Whether you come for the whisky or the wildlife, a visit to Islay is certainly one for your bucket list. RSPB Loch Gruinart Nature Reserve is a key habitat for breeding hen harrier because of the extensive heather moorland within the reserve, which provides the perfect breeding ground for these majestic skydancers. The edges of the ancient woodland provide a home for small mammals such as field voles, favoured prey of our hen harriers. The reserve’s Moorland trail begins in the Hide car park and climbs up through woodland before opening out into moorland hills where hen harrier can be seen on the hunt.
A refuge for threatened species, Arran is home to some of our rarest birds of prey. Hen harriers can be seen flying over vast areas of blanket bog and hunting in upland grassland. Heather moorland provides a cosy nesting area for females to raise chicks. Consisting of multiple twists and tumbles, the male’s unique sky dance and food pass behaviour is a sight to behold in the spring.

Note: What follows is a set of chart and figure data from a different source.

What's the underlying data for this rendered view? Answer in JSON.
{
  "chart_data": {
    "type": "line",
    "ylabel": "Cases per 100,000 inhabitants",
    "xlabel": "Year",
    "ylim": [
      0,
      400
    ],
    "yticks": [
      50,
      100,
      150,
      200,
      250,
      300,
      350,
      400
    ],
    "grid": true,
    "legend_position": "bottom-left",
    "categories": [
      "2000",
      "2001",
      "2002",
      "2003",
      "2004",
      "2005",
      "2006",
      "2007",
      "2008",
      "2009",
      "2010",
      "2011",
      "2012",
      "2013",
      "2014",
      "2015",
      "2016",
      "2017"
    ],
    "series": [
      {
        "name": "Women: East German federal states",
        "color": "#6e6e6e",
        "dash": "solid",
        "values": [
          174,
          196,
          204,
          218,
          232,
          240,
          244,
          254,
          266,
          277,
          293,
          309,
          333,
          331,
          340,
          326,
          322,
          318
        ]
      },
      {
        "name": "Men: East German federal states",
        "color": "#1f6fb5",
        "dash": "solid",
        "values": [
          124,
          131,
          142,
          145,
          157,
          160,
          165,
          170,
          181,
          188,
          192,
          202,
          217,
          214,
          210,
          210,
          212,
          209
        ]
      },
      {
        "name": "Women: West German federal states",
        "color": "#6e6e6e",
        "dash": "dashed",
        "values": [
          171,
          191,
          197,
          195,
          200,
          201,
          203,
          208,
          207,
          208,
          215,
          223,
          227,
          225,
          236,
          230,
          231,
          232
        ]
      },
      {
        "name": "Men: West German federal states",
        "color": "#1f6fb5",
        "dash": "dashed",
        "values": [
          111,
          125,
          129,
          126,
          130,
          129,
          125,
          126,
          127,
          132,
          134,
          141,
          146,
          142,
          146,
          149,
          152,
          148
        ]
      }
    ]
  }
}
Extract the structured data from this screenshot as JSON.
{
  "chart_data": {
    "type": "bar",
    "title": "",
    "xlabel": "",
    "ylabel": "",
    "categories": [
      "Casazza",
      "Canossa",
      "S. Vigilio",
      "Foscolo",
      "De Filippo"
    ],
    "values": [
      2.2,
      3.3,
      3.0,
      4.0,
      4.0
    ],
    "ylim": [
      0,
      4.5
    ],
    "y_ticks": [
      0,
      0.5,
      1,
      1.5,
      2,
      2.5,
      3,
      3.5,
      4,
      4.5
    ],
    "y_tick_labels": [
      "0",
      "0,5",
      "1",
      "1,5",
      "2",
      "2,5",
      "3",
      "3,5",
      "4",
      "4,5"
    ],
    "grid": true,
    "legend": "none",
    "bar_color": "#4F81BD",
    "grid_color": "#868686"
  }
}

There are numerous locations across Scotland with suitable habitat and prey abundance to sustain hen harriers. Yet there are only 460 pairs in Scotland, largely concentrated around Orkney and the Western Isles. One key feature that hen harrier strongholds like Orkney, Islay and Arran have in common is the absence of grouse moors. With the recent Nature Communications publication confirming the link between driven grouse shooting and the illegal killing of hen harriers, it isn’t difficult to see why Orkney and the Western Isles have become safe havens for these amazing birds. It is an incredible privilege to be able to visit these places to see hen harriers, but it shouldn’t have to be. With sustainable management of grouse moors, birders in eastern Scotland and the Borders could also have the opportunity of seeing this iconic upland species on their moors in the future.